Andes trouve la réponse de ChatGPT très rationnelle, et souligne que faire des livres « est souvent un processus irrationnel », puisque le travail sur la matérialité se fait « beaucoup dans le senti ». « Même dans l’édition à plus grand tirage, il y a quelque chose de très intuitif et d’organique. », ajoute Lucia. Céline parle d’une idéalisation de la répartition des tâches designer-auteur dans la proposition de ChatGPT, alors que le travail n’est pas aussi bien découpé dans la réalité.

Judith se demande si, justement le design n’est pas plus collaboratif à l’ère postnumérique, avec la communication facilitée et les différents outils de création plus accessibles. Les rôles et fonctions de chacun·es sont-ils moins fixes, plus mouvants? Andes abonde en ce sens et parle d’un « tout collaboratif ».
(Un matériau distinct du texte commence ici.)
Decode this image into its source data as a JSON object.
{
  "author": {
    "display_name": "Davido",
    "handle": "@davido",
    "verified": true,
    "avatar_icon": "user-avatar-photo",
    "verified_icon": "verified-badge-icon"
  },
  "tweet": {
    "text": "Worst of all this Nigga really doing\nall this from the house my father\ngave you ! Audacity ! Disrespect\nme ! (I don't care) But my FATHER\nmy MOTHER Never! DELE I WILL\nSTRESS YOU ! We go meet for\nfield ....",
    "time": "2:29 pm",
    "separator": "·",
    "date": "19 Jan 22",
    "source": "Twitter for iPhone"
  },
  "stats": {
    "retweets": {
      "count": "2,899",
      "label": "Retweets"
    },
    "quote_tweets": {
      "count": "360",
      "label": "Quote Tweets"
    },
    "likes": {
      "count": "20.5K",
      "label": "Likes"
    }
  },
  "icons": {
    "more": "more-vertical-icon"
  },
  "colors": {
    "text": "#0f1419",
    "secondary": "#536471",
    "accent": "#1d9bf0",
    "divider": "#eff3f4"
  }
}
Du point de vue de la diffusion des œuvres, il y a aussi actuellement une redéfinition des frontières entre le milieu du livre commercial et les pratiques auparavant perçues comme « underground », remarquent les participant·es de la table ronde. Alors que les circuits de diffusions étaient auparavant plus restreints, et que l’autopromotion, les lancements et autres événements ciblés représentaient l’essentiel des possibilités, on assiste à ce que Céline nomme un véritable « changement de culture » qui amène les pratiques plus underground de la marge au centre[2]. Par exemple, au plus récent Salon du livre de Montréal, c’était la première fois que les artisan·es de l’autoédition et du zine étaient invité·es aux côtés des éditeur·ices plus traditionnel·les. Des pratiques qui appartenaient jusqu’à récemment à des espaces bien distincts se voient ainsi réunies dans un seul et même espace. On remarque aussi qu’il y a de moins en moins une coupure franche entre l’édition alternative et l’édition plus commerciale, avec des artistes qui font l’un et l’autre. Si les espaces de diffusion se multiplient, l’enjeu de la perte de l’objet physique livre se fait moins sentir qu’il y a quelques années et semble moins d’actualité.

Résister à la pression

Un étudiant soulève la question du rapport au temps, qui semble plus rapide dans l’ère postnumérique : « Face à cette accélération, comment trouve-t-on, prend-on le temps de faire des livres? » Céline est catégorique : « On résiste à la pression! », celle de la vitesse à tout prix – même du point de vue des subventionnaires – celle du marché, également. Elle évoque le choix qu’elle a fait de s’offrir le luxe d’attendre quand elle le peut, de se donner davantage de latitude, de revoir le processus afin de lui donner une vraie temporalité humaine. Pour Lucia, le rythme lent est imposé par le médium avec lequel elle travaille : « la bd, c’est très laborieux. Il faut prendre le temps pour chaque page, pour chaque livre. » De plus, rappelle Zoé, les maisons plus établies possèdent une expérience qui leur permet de planifier le temps nécessaire à la création et à la fabrication d’un livre. Envisager cette temporalité représente un savoir-faire en soi : il faut réserver du temps de presse, prévoir les délais de chacune des étapes de la production, de la commercialisation, de la promotion, etc.

Les échanges avec le public mettent en évidence qu’il y a une tendance similaire au ralentissement dans plusieurs maisons québécoise, une attention portée à la qualité plutôt qu’à la quantité. Dans un contexte de saturation du marché, des éditeur·ices font le choix de faire paraître moins de titres par année, mais de leur consacrer plus de temps et de soin, tant du point de vue du texte que de la matérialité du livre, pour que les ouvrages se démarquent davantage.

En attendant que la technologie soit en mesure de faire des choix artistiques et éditoriaux à notre place, cette table ronde a mis en lumière la nécessité d’accorder au processus créatif le temps long du tâtonnement, de l’échange et de la collaboration. Car créer un livre et innover en matière de design fait encore à ce jour appel à cet indescriptible mélange d’instinct, de savoir-faire et d’expérience, de même qu’à l’exigence, pour les artistes, les professionnels du livre et de l’édition, de remettre leur ouvrage sur le métier 100 fois – voire 1000 fois? –, comme le veut l’adage.


[1] « La libérature est une littérature dans laquelle la forme matérielle est considérée comme une partie importante de l’ensemble et essentielle à la compréhension de l’œuvre. » (Wikipédia)

[2] Pour reprendre le beau titre de Bell Hooks.